Es ist wichtig zu betonen, dass das Welterbekomitee auch über neuere Entwicklungen im Welterbe, Anpassungen der Durchführungsrichtlinien, den Erhaltungszustand von Welterbestätten und Maßnahmen der Abhilfe sowie mögliche Ein- und Austragungen in der Liste des gefährdeten Welterbes berät und kein reines »Einschreibungsgremium« ist, wie es manchmal verkürzt dargestellt wird. Bei Welterbekomitee-Sitzungen werden die Leitlinien und Vereinbarungen definiert, an denen sich das Welterbe-Programm ausrichtet und die für alle Vertragsstaaten verbindlich sind. Nach einem festgelegten Schlüssel sind immer 21 Länder im Komitee vertreten. Diese Länder wurden zuvor von der Generalversammlung der Vertragsstaaten für vier Jahre gewählt. Deutschland war zuletzt von 2011 bis 2015 Mitglied im Welterbekomitee, und ich hatte als damalige Staatsministerin im Auswärtigen Amt 2015 das Vergnügen, die Welterbekomitee-Sitzung in Bonn leiten zu dürfen. Insgesamt haben 196 Staaten die Welterbekonvention unterzeichnet.

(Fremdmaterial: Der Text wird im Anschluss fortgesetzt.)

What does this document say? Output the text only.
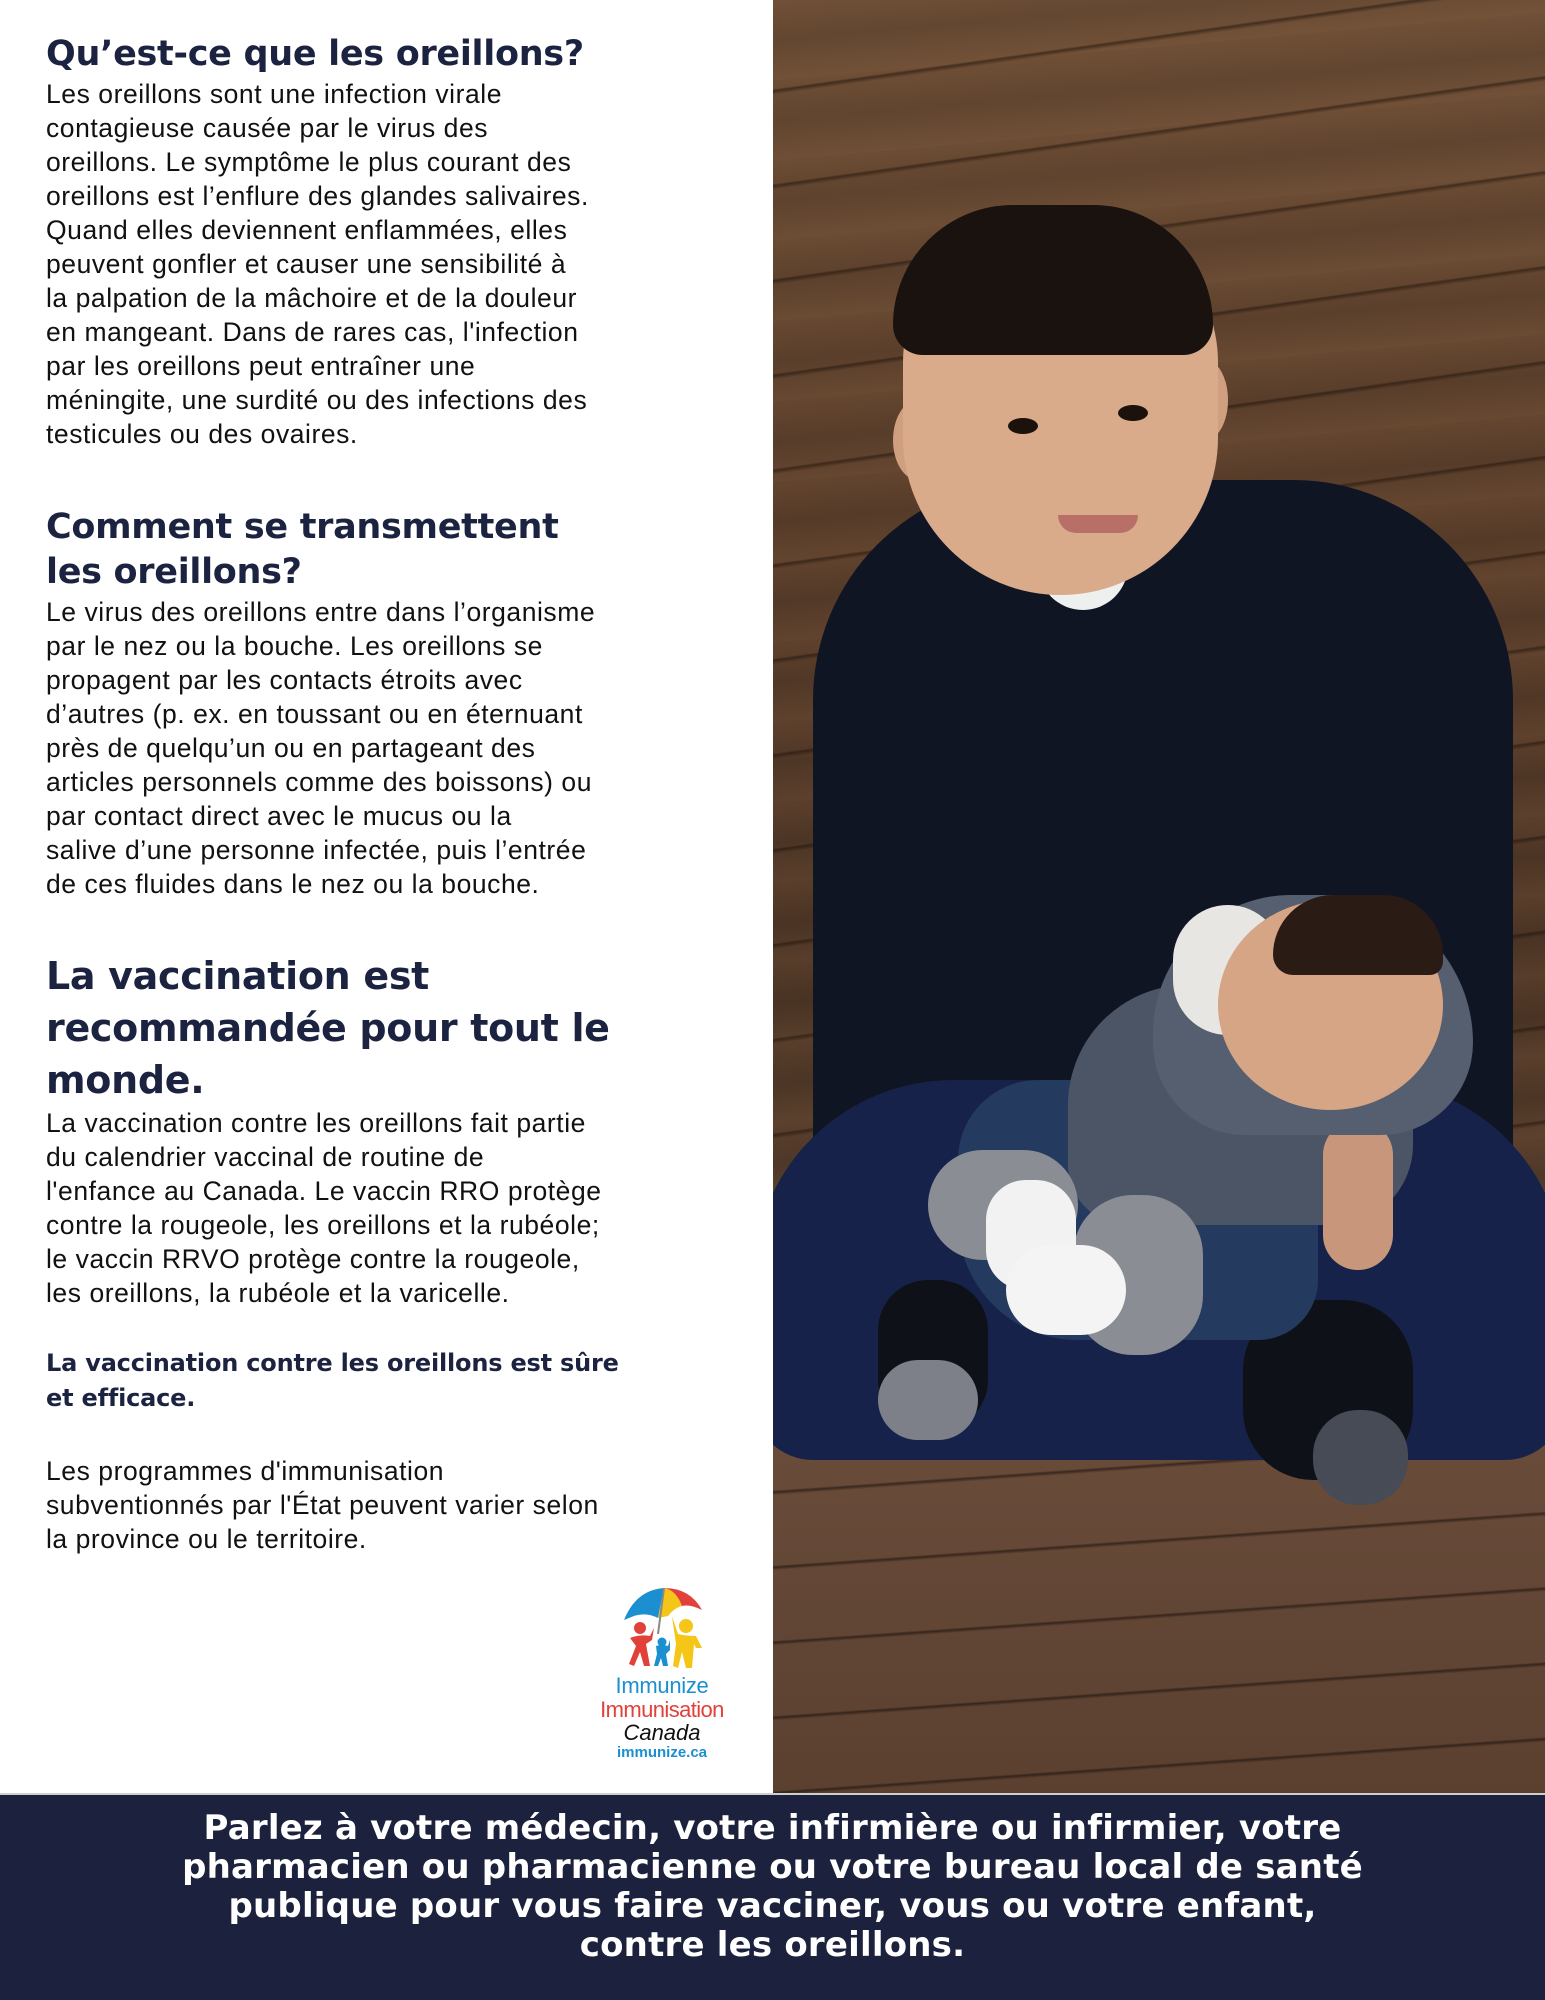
Qu’est-ce que les oreillons?
Les oreillons sont une infection virale
contagieuse causée par le virus des
oreillons. Le symptôme le plus courant des
oreillons est l’enflure des glandes salivaires.
Quand elles deviennent enflammées, elles
peuvent gonfler et causer une sensibilité à
la palpation de la mâchoire et de la douleur
en mangeant. Dans de rares cas, l'infection
par les oreillons peut entraîner une
méningite, une surdité ou des infections des
testicules ou des ovaires.
Comment se transmettent
les oreillons?
Le virus des oreillons entre dans l’organisme
par le nez ou la bouche. Les oreillons se
propagent par les contacts étroits avec
d’autres (p. ex. en toussant ou en éternuant
près de quelqu’un ou en partageant des
articles personnels comme des boissons) ou
par contact direct avec le mucus ou la
salive d’une personne infectée, puis l’entrée
de ces fluides dans le nez ou la bouche.
La vaccination est
recommandée pour tout le
monde.
La vaccination contre les oreillons fait partie
du calendrier vaccinal de routine de
l'enfance au Canada. Le vaccin RRO protège
contre la rougeole, les oreillons et la rubéole;
le vaccin RRVO protège contre la rougeole,
les oreillons, la rubéole et la varicelle.
La vaccination contre les oreillons est sûre
et efficace.
Les programmes d'immunisation
subventionnés par l'État peuvent varier selon
la province ou le territoire.
Immunize
Immunisation
Canada
immunize.ca
Parlez à votre médecin, votre infirmière ou infirmier, votre
pharmacien ou pharmacienne ou votre bureau local de santé
publique pour vous faire vacciner, vous ou votre enfant,
contre les oreillons.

Neben Schutz und Erhalt der Welterbestätten ist es von gleichwertiger Bedeutung zu vermitteln, was Welterbe ist und warum Welterbe für uns alle als völkerverbindendes, friedenserhaltendes und nachhaltig angelegtes Programm so wichtig ist. Ziel ist es, Welterbestätten für die Zukunft zu erhalten und vor möglichen Bedrohungen wie Verfall, Klimawandel, Naturkatastrophen oder Bebauung zu schützen, und dies kann nur gelingen, wenn allen ihr besonderer Wert bewusst ist. Die Welterbekonvention kann aufgrund ihrer Bekanntheit, der Zahl ihrer Vertragsstaaten und ihrer ausgefeilten Durchführungsrichtlinien als eines der erfolgreichsten internationalen Schutzinstrumente für Natur- und Kulturerbestätten bezeichnet werden.

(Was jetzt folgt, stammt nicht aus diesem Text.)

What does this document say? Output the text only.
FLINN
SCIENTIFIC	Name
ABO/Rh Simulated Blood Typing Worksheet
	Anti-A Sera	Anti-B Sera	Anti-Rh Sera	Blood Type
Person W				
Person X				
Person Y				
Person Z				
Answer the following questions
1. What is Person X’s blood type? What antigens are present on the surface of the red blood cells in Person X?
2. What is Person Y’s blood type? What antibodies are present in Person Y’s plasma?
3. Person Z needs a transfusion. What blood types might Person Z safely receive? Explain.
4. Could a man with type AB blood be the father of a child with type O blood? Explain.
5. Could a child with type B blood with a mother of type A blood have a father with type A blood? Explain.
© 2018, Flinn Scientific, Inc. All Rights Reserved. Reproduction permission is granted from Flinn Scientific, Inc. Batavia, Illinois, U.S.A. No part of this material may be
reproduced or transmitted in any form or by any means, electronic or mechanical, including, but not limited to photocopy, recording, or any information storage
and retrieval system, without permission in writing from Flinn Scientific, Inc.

Welterbestätten sind sowohl für Menschen vor Ort als auch für Touristinnen und Touristen von großer Bedeutung. Das zeigt sich auch an den Welterbestätten in Deutschland, die sich großer Beliebtheit erfreuen und zahlreich besucht werden. Einen besonderen Tag, um sich mit dem Welterbe in Deutschland auseinanderzusetzen, koordiniert die Deutsche UNESCO-Kommission seit 2005 gemeinsam mit dem Verein der deutschen Welterbestätten. Jeden ersten Sonntag im Juni laden wir gemeinsam mit allen Welterbestätten in Deutschland dazu ein, das Welterbe bei einem umfangreichen Sonderprogramm zu feiern und zu entdecken. In diesem Jahr findet die zentrale Eröffnungsfeier in Hildesheim statt, 2024 wurde die Eröffnung in der Völklinger Hütte gefeiert.

Schützen und Erhalten und dabei die Welterbe-Idee bekannt zu machen, sind die zentralen Anliegen des UNESCO-Welterbes, das zugleich ein völkerverbindendes, für Frieden werbendes Programm ist. Es gibt uns allen einen klaren Auftrag: Nur wenn wir verantwortungsbewusst mit unserem Erbe umgehen, können wir es an künftige Generationen weitergeben.

Dieser Text ist zuerst erschienen in Politik & Kultur 6/2025.